“Beggars can’t be choosers” Does the DTES want modular shelters?

“Beggars can’t be choosers.” That’s the line that kept running through my head as I listened to Michael Geller do a presentation on what he calls modular housing, but CCAP calls modular shelters. I kept thinking of that because that’s the silent premise for his proposal to build these shelters for homeless people. Geller has received $25,000 from the province to make a recommendation to them about putting modular shelters on the parking lots on either side of the Drake Hotel on Powell St. He spoke at a DERA meeting on March 23 at the Carnegie Theatre, and then people in the audience had their say.

What is a modular shelter? Geller had a slick power point presentation to answer this question. Geller’s version is not mobile homes or shipping containers, simply prefab units built in BC. They could be as small as 77 square feet with no bathroom (imagine the audacity of even proposing this as an option!) or 121 square feet with bathroom. Residents would eat in the bottom floor of the Drake, said Geller. His recommendation is for the units with a bathroom but no kitchen. There would be 64 of them in 1 and 2 stories and would cost about $45,000 each without a bathroom. Geller compared this price to $300,000 per unit for a recently approved unspecified social housing unit while the commonly accepted price for a singles unit is $200,000.

Things started to get more interesting when Geller said that these (inadequate) units could actually be turned into permanent housing with a little “refurbishing.” In addition to the Drake, they could also go on lots owned by developers who would get a tax break for allowing their land to be used for these temporary shelters. I wonder if the cost of the tax break or eating facilities is factored into his $45,000 per unit cost. They could be set up as “permanent” housing and last for 10 years, he said.

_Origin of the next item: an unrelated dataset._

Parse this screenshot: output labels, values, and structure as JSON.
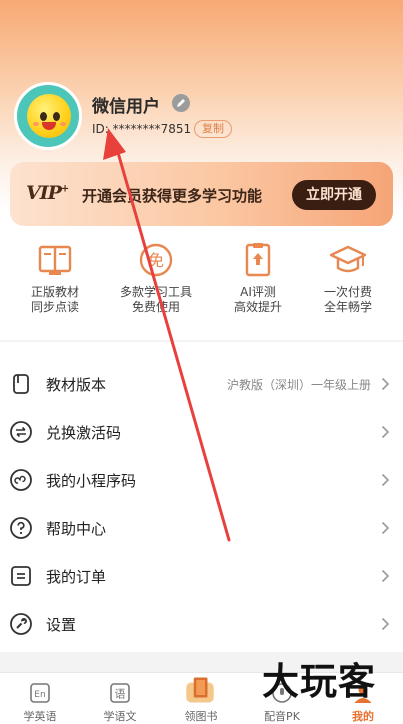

Kim Kerr of DERA opened up the discussion asking: “Is this the best we can get right now or not?” He said DERA hadn’t put its support behind this kind of housing because it isn’t adequate. He said DERA doesn’t consider hotel rooms to be social housing because they are inadequate too.

Clyde Wright of VANDU and CCAP said he was against it because it could turn into a permanent thing when it’s really just a bandaid.
Joan Morelli said she was not in favour either. “It’s another cop out for not building real housing.”

Patty said we need baby steps to get into permanent housing rather than sleep in the pouring rain. Nikki of DERA suggested that the scheme was coming forward because of the Olympics.

One woman said that modular shelters would be better than roach-ridden hotel rooms in the beginning but might deteriorate later.

At the end of the meeting Lily Loncar of DERA said that the rationale of the modular shelters was based on 2 false premises: we don’t have enough money to build good housing and we don’t have enough time. “Governments always say there’s not enough money for things poor people need,” she said. “But if we have $1 billion to spend on Olympic security, we have money for housing. The only issue is what governments chose to spend it on.” Then she added, “Any community can chose to fast track a project if they want to.” Loncar added: “We’re always told to accept crap cause there’s not enough money.”
Geller responded that he “didn’t disagree.” And said we “need to get the federal government back in” to building housing. So, why, I ask, isn’t he going around to all the media and bureaucrats and politicians arguing for that, instead of modular shelters?

CCAP volunteers and Power to Women members have also discussed the modular shelters and come out strongly opposed to them. People are afraid that they will become permanent, movable, inadequate housing instead of adequate, self contained units that help people feel respected and put down roots in the community.